Health NZ Te Whatu Ora urges people to vaccinate against the virus.

By RNZ

The lower North and South Islands are the biggest hotspots for whooping cough as an epidemic sweeps the country, official data shows.

Health officials on Friday declared a whooping cough epidemic and put a nationally coordinated response in place.

There have been 263 cases of whooping cough in the four weeks to November 15 – the highest number of cases over a month to date for all of 2024, Health NZ Te Whatu Ora said.

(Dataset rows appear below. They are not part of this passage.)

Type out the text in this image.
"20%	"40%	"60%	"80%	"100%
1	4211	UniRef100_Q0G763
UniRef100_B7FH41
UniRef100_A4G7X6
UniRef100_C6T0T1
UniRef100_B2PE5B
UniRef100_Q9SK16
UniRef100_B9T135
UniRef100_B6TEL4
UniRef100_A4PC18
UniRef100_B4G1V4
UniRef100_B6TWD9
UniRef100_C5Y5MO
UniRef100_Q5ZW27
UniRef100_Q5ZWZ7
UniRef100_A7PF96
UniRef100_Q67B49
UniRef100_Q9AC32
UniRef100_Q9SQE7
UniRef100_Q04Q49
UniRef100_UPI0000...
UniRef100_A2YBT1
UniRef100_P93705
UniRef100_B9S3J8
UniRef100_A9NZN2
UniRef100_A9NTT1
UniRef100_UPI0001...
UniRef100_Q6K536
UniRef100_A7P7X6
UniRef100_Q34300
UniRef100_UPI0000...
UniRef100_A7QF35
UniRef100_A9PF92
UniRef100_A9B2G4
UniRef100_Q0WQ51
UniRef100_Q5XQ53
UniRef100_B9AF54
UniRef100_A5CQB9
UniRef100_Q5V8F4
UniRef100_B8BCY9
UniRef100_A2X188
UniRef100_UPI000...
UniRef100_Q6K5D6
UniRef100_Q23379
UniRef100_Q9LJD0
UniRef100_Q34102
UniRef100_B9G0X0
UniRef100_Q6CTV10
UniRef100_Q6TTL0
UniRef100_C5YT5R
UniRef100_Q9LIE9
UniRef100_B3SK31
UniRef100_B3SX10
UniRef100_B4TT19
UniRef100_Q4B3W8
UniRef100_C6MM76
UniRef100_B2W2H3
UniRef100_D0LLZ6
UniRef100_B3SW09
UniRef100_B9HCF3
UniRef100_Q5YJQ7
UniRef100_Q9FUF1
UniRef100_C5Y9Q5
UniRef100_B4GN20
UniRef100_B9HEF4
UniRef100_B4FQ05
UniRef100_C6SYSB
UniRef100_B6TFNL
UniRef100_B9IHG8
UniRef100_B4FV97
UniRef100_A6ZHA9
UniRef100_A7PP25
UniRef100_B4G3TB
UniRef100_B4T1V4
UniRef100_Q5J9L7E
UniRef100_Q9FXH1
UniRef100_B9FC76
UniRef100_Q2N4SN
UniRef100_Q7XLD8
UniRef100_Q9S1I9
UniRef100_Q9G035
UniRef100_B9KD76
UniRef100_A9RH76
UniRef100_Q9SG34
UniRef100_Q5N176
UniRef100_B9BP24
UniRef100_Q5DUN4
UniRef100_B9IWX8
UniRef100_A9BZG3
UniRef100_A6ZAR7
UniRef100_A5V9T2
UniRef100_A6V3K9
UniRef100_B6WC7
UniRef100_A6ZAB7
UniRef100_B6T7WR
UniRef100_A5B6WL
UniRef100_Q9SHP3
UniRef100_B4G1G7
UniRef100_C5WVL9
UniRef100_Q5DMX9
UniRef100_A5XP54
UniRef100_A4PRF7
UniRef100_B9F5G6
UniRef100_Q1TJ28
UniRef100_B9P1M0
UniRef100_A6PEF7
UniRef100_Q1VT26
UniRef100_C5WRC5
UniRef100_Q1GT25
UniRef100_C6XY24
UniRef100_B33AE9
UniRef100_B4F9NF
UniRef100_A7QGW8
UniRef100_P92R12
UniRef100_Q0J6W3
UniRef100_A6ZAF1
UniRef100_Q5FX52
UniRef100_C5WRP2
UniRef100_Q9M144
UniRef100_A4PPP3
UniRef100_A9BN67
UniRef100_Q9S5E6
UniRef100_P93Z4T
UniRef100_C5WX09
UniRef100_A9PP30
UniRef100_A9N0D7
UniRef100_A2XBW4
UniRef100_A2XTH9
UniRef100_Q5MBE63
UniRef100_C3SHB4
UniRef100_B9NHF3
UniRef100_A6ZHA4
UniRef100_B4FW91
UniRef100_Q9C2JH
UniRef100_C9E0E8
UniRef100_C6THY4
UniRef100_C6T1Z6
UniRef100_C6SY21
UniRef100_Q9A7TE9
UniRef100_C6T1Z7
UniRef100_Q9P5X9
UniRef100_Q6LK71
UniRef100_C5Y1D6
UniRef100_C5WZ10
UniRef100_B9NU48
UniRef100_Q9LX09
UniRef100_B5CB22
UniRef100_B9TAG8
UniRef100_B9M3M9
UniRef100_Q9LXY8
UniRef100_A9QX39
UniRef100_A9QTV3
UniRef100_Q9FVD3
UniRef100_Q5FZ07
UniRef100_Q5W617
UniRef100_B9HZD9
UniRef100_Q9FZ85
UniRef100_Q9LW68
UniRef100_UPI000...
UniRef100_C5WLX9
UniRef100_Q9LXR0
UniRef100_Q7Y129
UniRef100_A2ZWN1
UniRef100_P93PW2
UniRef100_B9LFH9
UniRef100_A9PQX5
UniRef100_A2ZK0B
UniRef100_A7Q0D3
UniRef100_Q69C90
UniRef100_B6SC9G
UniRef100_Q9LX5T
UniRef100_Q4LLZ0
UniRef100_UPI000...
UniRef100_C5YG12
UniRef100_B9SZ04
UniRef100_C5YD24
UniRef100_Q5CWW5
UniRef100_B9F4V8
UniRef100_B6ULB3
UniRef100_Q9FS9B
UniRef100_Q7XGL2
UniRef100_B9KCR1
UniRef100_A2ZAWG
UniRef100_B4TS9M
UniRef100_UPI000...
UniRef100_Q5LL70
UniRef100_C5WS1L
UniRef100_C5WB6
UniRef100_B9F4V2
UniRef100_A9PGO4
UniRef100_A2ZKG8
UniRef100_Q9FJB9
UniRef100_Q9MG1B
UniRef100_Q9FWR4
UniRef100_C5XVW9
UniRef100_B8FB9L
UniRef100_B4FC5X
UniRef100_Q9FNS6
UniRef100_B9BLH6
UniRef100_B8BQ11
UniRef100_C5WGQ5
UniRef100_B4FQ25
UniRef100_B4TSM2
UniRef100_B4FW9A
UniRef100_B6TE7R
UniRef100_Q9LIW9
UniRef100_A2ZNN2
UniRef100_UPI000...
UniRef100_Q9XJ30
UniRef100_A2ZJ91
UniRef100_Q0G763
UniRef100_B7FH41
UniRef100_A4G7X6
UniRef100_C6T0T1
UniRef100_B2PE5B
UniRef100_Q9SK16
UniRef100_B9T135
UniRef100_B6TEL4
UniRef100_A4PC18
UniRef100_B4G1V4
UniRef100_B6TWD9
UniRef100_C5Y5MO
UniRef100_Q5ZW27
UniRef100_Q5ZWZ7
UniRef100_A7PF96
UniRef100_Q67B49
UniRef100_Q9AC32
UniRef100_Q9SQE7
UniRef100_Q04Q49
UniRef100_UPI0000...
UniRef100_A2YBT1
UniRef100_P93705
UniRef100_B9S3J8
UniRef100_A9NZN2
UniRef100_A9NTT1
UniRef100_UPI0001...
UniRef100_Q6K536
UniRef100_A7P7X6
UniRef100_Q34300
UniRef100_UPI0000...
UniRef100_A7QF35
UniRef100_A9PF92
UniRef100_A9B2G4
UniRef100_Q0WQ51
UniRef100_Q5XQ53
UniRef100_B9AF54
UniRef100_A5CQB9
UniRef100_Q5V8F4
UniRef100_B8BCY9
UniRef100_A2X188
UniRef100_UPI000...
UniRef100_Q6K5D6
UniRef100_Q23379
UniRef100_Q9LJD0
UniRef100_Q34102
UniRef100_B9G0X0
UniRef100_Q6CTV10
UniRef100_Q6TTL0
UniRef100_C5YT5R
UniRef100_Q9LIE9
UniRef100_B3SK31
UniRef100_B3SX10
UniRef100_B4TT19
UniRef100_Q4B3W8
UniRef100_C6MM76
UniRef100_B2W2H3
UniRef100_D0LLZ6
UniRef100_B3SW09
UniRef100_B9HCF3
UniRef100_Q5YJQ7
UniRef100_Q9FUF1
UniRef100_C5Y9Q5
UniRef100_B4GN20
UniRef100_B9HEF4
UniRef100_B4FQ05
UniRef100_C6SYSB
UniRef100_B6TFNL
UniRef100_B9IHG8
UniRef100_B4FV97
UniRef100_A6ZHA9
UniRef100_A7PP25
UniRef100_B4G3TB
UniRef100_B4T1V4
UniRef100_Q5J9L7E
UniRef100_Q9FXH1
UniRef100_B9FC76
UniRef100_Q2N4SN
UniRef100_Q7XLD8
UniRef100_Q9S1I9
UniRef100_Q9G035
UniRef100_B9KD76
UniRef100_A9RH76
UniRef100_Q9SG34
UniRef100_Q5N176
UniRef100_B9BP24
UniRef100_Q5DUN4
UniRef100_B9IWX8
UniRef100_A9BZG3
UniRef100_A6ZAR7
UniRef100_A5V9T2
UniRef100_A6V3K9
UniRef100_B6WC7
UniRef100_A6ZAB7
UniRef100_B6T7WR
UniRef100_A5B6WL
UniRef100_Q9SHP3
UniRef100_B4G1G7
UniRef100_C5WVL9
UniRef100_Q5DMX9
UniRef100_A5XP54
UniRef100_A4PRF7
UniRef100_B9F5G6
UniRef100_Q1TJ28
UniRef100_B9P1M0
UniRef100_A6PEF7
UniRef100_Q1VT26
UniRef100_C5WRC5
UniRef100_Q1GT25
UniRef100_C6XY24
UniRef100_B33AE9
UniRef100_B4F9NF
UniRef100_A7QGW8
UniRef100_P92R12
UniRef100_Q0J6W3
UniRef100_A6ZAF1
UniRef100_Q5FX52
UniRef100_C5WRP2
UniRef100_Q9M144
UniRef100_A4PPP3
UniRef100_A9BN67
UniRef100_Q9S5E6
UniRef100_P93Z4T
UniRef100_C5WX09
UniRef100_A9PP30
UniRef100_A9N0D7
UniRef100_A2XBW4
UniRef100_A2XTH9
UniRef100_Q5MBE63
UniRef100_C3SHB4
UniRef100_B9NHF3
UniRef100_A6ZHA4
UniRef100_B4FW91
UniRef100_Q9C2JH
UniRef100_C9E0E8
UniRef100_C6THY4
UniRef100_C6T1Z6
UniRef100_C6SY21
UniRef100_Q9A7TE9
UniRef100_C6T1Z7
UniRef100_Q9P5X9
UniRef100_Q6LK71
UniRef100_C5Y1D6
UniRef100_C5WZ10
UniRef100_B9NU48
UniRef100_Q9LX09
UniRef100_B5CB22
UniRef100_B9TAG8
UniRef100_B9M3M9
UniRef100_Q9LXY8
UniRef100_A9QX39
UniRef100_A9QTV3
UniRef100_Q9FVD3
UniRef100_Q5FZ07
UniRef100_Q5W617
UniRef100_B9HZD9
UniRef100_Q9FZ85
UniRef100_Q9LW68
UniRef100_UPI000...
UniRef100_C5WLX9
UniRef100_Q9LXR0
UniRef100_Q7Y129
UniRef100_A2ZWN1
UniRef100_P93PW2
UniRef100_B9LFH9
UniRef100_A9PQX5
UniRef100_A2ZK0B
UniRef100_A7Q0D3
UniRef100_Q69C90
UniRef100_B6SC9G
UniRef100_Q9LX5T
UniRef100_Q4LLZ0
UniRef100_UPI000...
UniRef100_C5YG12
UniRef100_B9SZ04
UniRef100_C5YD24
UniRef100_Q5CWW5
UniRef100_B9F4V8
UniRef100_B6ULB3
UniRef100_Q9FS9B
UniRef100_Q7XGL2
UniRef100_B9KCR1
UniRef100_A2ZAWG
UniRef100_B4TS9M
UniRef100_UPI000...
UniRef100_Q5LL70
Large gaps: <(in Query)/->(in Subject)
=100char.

The latest data collated by ESR showed the highest rates of infection were in Wairarapa, Southern, Whanganui and Capital and Coast health districts.

It broke down rates of infection in the four weeks to November 8.

Wairarapa had 13 cases, which was by far the highest rate at 25.4 cases per 100,000 people.

That was followed by Southern at 11.6 (42 cases), Whanganui at 11.4 (8 cases) and Capital and Coast at 10.4 (34 cases).

Te Whatu Ora was urging people to get vaccinated, and said babies are particularly vulnerable to the life-threatening infection.

“Around 50% of pēpi who catch whooping cough before the age of 12 months need hospitalisation and 1 or 2 in 100 of those hospitalised pēpi die from the infection,” said public health medicine specialist Dr Matt Reid.

“While there have been no deaths so far during 2024, sadly, three infants died last year from whooping cough, and we want to stop that from happening again.”